Takım, kendi potansiyellerinin en iyisine ulaşan bisikletçilerin her birinden,

Tur, onu oluşturan ve farklı özellikler taşıyan her etaptan,

Ve günün sonundaki bileşke sonuç ve bütünsel yaklaşım , onu oluşturan o küçük parçalar ve onlardan elde ettiğimiz %1’lik küçük kazanımlardan daha farklı ve önemli bir kavramdı.

Bütün, onu meydana getiren parçalardan farklı özelliklere sahip ve bunların özelliklerinden daha da önemli olabilirdi. Buna “Gestalt kuramı” deniyordu.

Gestalt, artık Sir ünvanına sahip Dave Brailsford’un Japon Kaizen felsefesini destekleyen ve tamamlayan ikinci kozuydu.

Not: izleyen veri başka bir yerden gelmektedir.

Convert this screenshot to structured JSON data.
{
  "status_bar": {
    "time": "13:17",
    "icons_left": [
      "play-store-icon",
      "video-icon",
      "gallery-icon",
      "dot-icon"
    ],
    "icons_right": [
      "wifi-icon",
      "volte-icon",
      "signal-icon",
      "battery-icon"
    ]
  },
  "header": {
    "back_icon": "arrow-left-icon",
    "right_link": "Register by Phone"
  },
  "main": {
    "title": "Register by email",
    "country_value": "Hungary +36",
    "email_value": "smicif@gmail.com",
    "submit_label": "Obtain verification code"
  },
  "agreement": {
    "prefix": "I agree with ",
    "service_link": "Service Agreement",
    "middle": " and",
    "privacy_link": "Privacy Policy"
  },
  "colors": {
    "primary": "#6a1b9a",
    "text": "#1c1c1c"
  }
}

Gestalt kuramı ve Dave Brailsford ile özdeşleşen netlik ve düzenlilik anlamına gelen “Pragnanz” sembolünün olimpiyat halkaları ile benzerliği ilginç bir tesadüf

Sky’daki sporcuları birbirinden bağımsız yıldızlardan oluşan bir takımdan ziyade bir “ Takım Yıldızı” haline getirdi.

Artık teoriyi deneme vakti gelmişti. Sky 2010 yılında lansmanını yaptı.

2010 kurulan Brailsford 5 senelik bir strateji hazırlamıştı.Ancak bir konuda yanıldı, turu 5 senede değil sadece 2 senede kazanacaklardı.

Ineos (Sky) bu tarihten bu yana Wiggins, Froome, Thomas, Bernal gibi farklı liderler ile büyük turlara katıldılar ve turun en kritik yerlerini takım olarak domine edip, şampiyonluklar yaşadılar. Liderler değişiyordu ancak değişmeyen tek şey Dave Brailsford’un felsefesi ve bu felsefeye dayanan “Sky sistemi” idi.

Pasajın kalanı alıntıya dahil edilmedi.